Our experiment has failed. Like Philip Zimbardo, we seem to be struggling with knowing when to call it quits. The men who formed this country’s laws thought that if its citizens had access to weapons, the government would be kept in check. This has failed on every front. Our government is out of control, and no amount of guns in civilian hands can change that. The military power of the state exponentially exceeds what we could ever get our hands on. In addition, we are killing each other en mass. There have been 34 school-shootings so far (we’re only 23 weeks in) in 2014. This is over half the 63 that have occurred from 2010 through 2013 and just two shy of the total number from the 1990-1999. That is just the school shootings. It doesn’t count the ones in malls, on the street, in people’s homes. Those happen daily. It’s time to pull the plug.
In all of this, I am so proud to call Seattle Pacific University home. I see these people gathered together. They are beautiful. They are brave. They will keep on living. Today, I am so grateful to be alive, so grateful to the friends who ended our conversations yesterday with, “I love you.” Beautifully, the deranged actions of a psychopath did not win yesterday.
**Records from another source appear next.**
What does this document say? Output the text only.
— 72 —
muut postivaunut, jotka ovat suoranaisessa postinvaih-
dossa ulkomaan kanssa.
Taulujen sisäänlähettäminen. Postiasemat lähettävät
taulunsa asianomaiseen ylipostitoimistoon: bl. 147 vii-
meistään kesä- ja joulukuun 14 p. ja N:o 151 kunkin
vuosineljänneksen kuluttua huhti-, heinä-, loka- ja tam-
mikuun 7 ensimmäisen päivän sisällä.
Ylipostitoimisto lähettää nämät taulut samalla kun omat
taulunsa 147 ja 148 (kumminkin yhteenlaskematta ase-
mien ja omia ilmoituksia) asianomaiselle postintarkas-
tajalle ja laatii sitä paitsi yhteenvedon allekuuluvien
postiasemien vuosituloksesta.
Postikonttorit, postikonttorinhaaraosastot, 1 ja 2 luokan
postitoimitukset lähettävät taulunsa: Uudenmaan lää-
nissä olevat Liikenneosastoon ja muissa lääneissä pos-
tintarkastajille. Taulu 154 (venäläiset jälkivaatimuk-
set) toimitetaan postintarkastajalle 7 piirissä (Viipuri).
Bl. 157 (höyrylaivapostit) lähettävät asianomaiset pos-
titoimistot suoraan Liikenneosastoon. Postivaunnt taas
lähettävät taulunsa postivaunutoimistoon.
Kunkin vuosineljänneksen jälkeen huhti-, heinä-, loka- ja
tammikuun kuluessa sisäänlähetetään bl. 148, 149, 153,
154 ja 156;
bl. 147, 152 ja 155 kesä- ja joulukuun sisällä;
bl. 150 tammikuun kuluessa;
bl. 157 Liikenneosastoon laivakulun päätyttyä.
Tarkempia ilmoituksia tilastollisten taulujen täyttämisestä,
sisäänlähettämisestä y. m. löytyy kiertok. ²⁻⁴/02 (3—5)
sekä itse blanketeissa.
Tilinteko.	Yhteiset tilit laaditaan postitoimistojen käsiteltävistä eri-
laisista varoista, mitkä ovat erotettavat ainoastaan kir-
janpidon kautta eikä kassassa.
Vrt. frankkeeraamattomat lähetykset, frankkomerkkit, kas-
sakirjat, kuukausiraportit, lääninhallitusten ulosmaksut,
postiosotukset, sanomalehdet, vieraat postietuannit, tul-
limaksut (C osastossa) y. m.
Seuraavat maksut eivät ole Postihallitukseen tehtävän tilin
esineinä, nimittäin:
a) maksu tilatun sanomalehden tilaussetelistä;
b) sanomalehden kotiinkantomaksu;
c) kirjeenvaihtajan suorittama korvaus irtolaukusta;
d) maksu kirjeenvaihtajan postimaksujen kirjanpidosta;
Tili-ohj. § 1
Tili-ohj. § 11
We did lose someone, and there is a great deal more the SPU community will grieve in the coming months. I hope Seattle, the state of Washington, and the nation will join us. I have no plan of action. I don’t have over-simplified statistics and explanations or excuses. I will continue to grieve with my tribe. When the grief subsides, I will turn to action, thoughtful, well-informed, non-reactionary, determined, and gracious action.